Kritik auch aus der eigenen Partei
Kritik kommt auch aus Steinbrücks Partei. "Es ist nicht diplomatisch, das politische Personal eines befreundeten Staates mit solchen Begriffen zu belegen", sagte die SPD-Bundestagsabgeordnete Ulla Burchardt der "Passauer Neuen Presse". Sie ist auch Vorsitzende der deutsch-italienischen Parlamentariergruppe. Linken-Chef Bernd Riexinger sagte der "Passauer Neuen Presse" : "Explosive Äußerungen in schwierigen Situationen sind jedenfalls kein Ausweis außenpolitischer Schlauheit."

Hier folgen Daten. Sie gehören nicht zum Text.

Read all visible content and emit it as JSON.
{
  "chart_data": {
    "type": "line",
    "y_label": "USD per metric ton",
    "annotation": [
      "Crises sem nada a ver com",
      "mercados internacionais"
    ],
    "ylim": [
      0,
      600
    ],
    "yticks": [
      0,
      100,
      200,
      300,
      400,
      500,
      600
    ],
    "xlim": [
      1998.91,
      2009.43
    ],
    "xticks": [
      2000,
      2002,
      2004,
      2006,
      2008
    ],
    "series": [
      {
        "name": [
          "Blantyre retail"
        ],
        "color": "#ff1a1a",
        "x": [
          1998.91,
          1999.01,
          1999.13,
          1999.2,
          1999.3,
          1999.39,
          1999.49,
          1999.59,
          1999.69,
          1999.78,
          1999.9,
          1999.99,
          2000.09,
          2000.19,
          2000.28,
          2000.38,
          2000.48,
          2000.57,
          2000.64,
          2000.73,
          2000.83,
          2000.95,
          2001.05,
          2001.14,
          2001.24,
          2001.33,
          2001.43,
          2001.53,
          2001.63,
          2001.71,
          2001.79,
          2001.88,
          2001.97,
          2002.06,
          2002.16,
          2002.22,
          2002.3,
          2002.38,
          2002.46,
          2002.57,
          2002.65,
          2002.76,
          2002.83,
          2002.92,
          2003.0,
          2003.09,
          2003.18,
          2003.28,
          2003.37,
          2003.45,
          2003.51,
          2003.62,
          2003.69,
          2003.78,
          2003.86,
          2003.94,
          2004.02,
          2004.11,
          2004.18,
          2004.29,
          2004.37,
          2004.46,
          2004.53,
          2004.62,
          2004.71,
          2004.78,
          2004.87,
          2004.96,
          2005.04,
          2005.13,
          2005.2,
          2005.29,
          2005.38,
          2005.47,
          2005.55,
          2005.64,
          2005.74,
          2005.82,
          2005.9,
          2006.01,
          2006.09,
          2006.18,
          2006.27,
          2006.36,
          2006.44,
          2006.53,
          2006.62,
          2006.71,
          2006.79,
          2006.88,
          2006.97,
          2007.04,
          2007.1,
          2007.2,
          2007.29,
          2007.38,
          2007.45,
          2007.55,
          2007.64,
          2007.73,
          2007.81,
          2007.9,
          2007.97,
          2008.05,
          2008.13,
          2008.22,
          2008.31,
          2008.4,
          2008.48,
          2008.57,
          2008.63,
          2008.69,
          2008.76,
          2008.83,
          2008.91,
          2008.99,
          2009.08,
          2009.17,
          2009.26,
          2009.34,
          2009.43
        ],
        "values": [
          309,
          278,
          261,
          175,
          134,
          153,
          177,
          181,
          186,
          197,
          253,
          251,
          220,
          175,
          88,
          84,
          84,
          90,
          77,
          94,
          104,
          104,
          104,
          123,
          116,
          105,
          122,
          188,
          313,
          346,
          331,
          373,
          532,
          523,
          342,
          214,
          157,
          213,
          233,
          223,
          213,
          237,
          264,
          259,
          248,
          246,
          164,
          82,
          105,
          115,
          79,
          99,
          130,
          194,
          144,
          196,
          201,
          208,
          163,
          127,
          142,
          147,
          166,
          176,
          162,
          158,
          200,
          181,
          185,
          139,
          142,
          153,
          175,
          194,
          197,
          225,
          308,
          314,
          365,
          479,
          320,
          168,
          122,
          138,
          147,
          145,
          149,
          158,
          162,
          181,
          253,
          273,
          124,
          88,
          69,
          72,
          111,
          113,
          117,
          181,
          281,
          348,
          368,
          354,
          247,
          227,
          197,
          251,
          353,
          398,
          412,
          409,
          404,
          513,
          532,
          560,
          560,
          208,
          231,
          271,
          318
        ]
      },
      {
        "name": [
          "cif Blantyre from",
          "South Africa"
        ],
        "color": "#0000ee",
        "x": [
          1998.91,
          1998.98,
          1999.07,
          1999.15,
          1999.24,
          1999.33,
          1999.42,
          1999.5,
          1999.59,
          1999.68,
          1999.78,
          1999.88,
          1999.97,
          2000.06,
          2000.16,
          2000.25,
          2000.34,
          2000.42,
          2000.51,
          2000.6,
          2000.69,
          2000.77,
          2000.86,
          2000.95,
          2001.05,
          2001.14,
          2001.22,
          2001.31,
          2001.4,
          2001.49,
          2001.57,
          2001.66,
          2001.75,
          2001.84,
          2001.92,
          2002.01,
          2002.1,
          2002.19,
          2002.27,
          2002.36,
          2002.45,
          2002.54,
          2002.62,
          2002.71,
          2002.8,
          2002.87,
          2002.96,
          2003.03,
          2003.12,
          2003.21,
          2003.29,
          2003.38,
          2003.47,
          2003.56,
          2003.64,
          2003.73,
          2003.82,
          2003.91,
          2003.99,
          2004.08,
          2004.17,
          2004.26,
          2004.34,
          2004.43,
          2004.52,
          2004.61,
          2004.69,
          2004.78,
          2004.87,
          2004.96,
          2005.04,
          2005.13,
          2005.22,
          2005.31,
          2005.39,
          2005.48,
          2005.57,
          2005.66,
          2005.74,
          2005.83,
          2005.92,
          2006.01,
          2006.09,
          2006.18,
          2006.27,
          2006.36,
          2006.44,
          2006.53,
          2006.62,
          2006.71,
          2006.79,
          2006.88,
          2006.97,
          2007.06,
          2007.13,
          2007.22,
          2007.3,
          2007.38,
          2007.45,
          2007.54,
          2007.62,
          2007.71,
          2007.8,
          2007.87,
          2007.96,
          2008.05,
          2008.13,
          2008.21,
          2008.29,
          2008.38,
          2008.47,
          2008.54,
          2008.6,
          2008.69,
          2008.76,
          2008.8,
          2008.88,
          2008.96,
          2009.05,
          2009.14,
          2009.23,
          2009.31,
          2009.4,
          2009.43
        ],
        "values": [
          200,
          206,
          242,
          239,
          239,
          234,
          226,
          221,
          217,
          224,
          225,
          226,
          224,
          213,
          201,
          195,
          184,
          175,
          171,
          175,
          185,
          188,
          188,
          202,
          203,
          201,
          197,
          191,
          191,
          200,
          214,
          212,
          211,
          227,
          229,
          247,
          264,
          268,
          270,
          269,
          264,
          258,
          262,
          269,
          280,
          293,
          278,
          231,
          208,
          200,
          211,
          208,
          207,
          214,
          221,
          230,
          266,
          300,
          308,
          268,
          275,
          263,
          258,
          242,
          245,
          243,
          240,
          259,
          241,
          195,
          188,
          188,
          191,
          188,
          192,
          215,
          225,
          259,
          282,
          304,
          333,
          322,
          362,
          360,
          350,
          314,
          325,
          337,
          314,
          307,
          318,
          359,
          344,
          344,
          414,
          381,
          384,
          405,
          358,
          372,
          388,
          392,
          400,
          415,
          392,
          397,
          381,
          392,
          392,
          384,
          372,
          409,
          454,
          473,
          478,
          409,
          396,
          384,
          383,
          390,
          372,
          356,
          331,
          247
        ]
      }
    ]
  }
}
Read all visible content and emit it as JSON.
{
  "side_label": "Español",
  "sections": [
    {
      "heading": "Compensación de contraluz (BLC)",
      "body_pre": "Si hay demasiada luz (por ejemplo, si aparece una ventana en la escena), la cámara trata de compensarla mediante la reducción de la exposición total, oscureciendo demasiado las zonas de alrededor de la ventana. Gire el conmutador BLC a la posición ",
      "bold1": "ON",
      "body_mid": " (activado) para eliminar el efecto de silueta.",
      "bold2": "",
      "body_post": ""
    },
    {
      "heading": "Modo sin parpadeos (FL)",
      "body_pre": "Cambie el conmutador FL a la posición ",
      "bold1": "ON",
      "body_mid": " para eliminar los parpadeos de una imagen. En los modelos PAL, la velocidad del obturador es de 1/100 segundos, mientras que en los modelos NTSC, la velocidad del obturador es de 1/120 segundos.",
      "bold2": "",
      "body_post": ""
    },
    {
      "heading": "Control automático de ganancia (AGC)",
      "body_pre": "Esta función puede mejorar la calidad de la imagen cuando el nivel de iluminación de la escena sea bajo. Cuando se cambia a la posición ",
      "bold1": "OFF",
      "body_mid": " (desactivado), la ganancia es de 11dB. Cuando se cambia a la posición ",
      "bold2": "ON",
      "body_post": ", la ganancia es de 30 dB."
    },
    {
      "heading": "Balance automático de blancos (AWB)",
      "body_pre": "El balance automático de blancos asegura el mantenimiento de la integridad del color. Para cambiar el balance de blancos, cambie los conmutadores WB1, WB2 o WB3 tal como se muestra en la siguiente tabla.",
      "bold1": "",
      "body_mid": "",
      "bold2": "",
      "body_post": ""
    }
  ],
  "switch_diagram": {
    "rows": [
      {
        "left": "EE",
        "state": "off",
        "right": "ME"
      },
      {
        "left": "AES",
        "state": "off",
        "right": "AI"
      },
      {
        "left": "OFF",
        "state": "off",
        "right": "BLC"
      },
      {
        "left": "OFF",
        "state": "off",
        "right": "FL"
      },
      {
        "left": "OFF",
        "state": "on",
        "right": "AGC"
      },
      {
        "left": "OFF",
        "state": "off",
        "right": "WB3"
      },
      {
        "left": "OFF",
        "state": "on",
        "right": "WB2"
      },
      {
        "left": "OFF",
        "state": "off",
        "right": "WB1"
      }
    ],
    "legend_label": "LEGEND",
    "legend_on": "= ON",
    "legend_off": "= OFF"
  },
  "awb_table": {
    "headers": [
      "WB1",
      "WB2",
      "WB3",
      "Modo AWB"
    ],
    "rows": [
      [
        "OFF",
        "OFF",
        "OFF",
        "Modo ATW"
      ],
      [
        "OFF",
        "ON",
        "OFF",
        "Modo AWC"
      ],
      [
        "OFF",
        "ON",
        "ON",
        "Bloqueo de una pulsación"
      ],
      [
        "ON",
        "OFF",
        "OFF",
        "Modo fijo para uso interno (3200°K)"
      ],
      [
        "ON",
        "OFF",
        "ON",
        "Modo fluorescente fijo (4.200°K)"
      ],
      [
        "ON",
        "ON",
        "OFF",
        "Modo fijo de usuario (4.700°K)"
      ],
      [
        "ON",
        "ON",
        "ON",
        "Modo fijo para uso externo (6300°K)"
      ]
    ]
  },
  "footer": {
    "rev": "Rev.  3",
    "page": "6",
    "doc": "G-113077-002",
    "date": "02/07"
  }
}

Der Grünen-Europapolitiker Daniel Cohn-Bendit sagte dem RBB-Inforadio, als Kanzlerkandidat dürfe Steinbrück nicht in dieser Form "verbal ausrasten". "Er mag das denken", sagte Cohn-Bendit. "Denken können es sich viele Menschen." Das Problem sei aber, dass Steinbrück manchmal "einfach seine Zunge nicht beherrscht". Dies sei "misslich für die SPD und am Ende vielleicht auch für Rot-Grün ein Problem". Zugleich äußerte Cohn-Bendit Verständnis für die Entscheidung des italienischen Staatspräsidenten Giorgio Napolitano, wegen Steinbrücks Äußerung ein Gespräch mit dem SPD-Kanzlerkandidaten abzusagen. "Ich kenne Napolitano sehr gut, und als Staatspräsident weiß er, was sich gehört. Er kann es sich nicht leisten mit Steinbrück zu dinieren, wenn der so ausrastet."
Ein paar Unterstützer
Unterstützung für die Clown-Bezeichnung erhielt Steinbrück vom schleswig-holsteinischen SPD-Chef Ralf Stegner. Mit Blick auf den früheren italienischen Ministerpräsidenten Silvio Berlusconi sei diese "eher noch freundlich ausgefallen", sagte der Koordinator der Linken im SPD-Bundesvorstand zu Handelsblatt Online.
Der Präsident des Europaparlaments, Martin Schulz (SPD), forderte, den politischen Willen der italienischen Wähler zu respektieren. "Mein wenig gutes Verhältnis zu Silvio Berlusconi ist bekannt. Wir sind bei der Betrachtung der Wahl alle gut beraten, zur Kenntnis zu nehmen, dass die Italiener diese Parteien und ihre Führer gewählt haben", sagte Schulz der "Passauer Neuen Presse".
Napolitano bleibt beleidigt
Nach dem starken Abschneiden Berlusconis und des Komikers Beppe Grillo bei den Parlamentswahlen in Italien hatte Steinbrück am Dienstag gesagt: "Bis zu einem gewissen Grad bin ich entsetzt, dass zwei Clowns gewonnen haben."
Wegen der umstrittenen Äußerungen zum Wahlausgang in Italien hatte Staatspräsident Giorgio Napolitano ein für Mittwochabend geplantes Abendessen mit Steinbrück abgesagt. Napolitano sagte der "Bild"-Zeitung: "Peer Steinbrück hat mir am Telefon erklärt, dass er nicht beleidigend sein wollte. Aber ein Treffen war aus meiner Sicht nach den Äußerungen, die er gemacht hat, nicht mehr möglich."